When I’ve abandoned my inner life to the ongoing needs that the outward world seems to demand, I’m simply not functioning on all cylinders. As hard as I crank on the ignition, it just doesn’t seem to start. So I leave myself behind by the side of the road while I take the sleek new rental car, filled with others’ thoughts and feelings and advice, for yet another spin. The funny thing is that, when I do slow down and give attention to that still small voice, there it is. Humming away, as it has been all along, that pure neglected inner guide who has been drowned out by all the demanding voices, inside and out.

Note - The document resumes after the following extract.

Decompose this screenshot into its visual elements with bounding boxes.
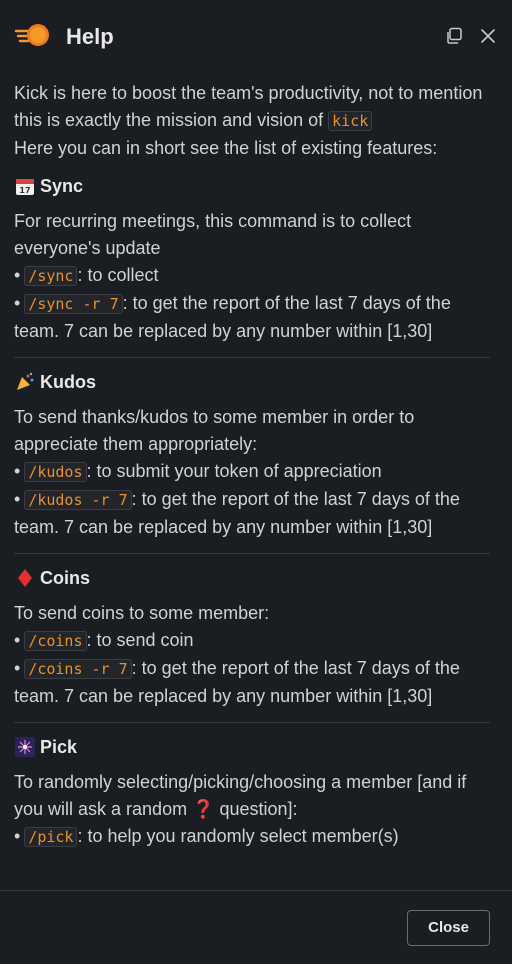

This thing is worth not forgetting: the hardest shift of all is to even remember to slow down and calm down enough to listen to my inner wisdom. When I do, I remember that, yes, it takes courage to peek inside and look at what’s really going on. At first it often feels awkward because that timid inner being is deeply distrustful, for good reason.  But once I remember this, I’m better capable of making that 180-degree shift. I have the courage to overcome the influence of others’ fear loops and look under the hood. I say a prayer, meditate, take a long walk in nature. And there she is, patiently waiting while I’ve given my heart and attention to all the so-called problems around me.  I open my journal or find my laptop, and I listen. And listen. And listen. The gas line clears, the tuning light comes on, I begin to question assumptions that no longer work. Clarity appears, gradually.

The inner tuning light flickers on and then holds. All because I found the courage to open that engine compartment, to take the risk to find my way back home.